In a first,the finance ministry has sought to make the government equally responsible for delays in development of coal blocks along with the allottees in case of 17 captive mines likely to be auctioned by March.
To ensure this,the ministry says efforts should be made to insert relevant provisions agreements to be signed with the winning bidders. At present,the coal ministry is finalising provisions of the coal mine development and production agreement (CMDPA).
Provisions concerning deemed approval may also be considered in the event the government fails to do so, the department of economic affairs (DEA) of the finance ministry told the coal ministry in a letter on November 27.
A top coal ministry official says that of the 17 captive mines to be auctioned,six explored blocks,with an estimated reserves of 2,000 million tonnes,will be auctioned in the first phase.
The DEA says that the governments responsibility should be to make land available and provide a letter of comfort from the Union environment ministry. These should also be clearly enshrined in the CMDPA.
The letter of comfort,essentially means that the blocks to be offered for competitive bidding would be scrutinised by the MoEF beforehand and a preliminary clearance would be indicated by it. However,the MoEF,it is learnt,is not very keen in providing such a letter and wants scrutiny of each block on its merit.
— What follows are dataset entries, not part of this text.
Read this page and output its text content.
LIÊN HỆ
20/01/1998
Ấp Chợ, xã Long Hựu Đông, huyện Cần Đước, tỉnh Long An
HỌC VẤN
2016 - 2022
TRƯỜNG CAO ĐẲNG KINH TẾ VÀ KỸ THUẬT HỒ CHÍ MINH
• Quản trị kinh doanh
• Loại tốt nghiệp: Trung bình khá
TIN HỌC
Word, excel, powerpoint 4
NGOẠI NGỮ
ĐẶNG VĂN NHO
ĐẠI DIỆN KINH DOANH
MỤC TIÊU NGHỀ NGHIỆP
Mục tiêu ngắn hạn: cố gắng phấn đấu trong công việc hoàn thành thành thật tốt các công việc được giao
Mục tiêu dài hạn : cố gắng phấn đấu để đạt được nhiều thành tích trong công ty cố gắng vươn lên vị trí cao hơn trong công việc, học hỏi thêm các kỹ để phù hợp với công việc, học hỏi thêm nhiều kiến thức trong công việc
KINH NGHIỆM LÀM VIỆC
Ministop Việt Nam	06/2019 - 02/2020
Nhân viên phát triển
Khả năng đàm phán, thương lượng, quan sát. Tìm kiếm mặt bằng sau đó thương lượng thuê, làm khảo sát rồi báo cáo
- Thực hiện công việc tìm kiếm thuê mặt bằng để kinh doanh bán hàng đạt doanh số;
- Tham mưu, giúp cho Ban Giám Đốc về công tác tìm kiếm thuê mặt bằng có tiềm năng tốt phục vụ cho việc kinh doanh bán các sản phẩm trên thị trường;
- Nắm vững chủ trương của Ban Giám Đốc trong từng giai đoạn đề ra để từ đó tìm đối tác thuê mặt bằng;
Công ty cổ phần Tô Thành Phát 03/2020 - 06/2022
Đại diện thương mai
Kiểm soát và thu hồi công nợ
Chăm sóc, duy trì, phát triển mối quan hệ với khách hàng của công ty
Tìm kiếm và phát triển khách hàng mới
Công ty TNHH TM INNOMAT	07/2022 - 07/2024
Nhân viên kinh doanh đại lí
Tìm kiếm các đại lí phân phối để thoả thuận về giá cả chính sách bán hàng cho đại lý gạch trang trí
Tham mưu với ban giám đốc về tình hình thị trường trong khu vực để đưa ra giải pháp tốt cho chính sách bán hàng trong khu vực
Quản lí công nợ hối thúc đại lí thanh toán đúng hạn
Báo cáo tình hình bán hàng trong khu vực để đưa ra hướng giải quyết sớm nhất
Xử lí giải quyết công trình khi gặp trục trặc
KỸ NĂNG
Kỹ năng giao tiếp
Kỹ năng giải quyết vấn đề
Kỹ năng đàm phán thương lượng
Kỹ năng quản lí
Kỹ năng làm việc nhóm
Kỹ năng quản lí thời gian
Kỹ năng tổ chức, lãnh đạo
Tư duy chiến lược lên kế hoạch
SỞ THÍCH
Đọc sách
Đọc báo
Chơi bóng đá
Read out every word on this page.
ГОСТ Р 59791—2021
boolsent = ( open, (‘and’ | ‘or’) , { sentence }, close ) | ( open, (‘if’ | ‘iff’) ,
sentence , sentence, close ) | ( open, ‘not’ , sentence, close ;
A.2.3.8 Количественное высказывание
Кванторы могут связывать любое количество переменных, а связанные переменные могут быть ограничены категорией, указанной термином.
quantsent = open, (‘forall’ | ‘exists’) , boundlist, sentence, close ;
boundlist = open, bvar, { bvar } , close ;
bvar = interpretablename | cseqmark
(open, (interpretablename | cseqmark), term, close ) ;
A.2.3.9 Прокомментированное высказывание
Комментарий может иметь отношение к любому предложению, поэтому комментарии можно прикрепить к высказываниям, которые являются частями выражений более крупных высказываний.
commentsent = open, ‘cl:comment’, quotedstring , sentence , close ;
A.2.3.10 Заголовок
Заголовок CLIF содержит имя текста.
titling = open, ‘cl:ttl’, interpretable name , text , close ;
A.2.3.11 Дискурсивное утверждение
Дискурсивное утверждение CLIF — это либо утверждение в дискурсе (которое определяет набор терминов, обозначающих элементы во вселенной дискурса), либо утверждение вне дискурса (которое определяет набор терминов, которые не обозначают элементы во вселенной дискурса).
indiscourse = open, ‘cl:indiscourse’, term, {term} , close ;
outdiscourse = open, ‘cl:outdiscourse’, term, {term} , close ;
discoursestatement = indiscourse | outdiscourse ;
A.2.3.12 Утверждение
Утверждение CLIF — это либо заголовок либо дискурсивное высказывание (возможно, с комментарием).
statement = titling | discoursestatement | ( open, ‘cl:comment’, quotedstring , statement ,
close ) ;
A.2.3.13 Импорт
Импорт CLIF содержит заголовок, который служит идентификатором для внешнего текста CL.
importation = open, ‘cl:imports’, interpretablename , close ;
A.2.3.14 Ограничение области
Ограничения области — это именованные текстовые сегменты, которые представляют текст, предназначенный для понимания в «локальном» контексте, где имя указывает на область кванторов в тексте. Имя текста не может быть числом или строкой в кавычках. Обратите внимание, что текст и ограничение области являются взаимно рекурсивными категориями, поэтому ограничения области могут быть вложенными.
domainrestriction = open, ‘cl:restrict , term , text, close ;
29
The DEA has said that a block holder should be penalised only for gross negligence and wilful misconduct in the CMDPA. To make sure the block allocatee is bound to develop the mine,it wants the firm to furnish a Performance Security,which should be calculated as a percentage of the reserve price to be fixed for the impending auctioning of blocks identified by the Central Mine Planning and Design Institute Ltd.
The DEAs suggestions have come in the backdrop of ongoing spate of penalties and de-allocations being executed by the coal ministry at the behest of its inter-ministerial group against erring captive mine owners idling on their blocks. But in course of recent meetings with the coal ministrys top brass,most companies have complained that their inability to develop the mines are for reasons beyond their control. In the latest round of de-allocations where allotment of 11 blocks were cancelled,the firms which lost the mines have furnished certified documents of their investments which amounted to over Rs 44,000 crore.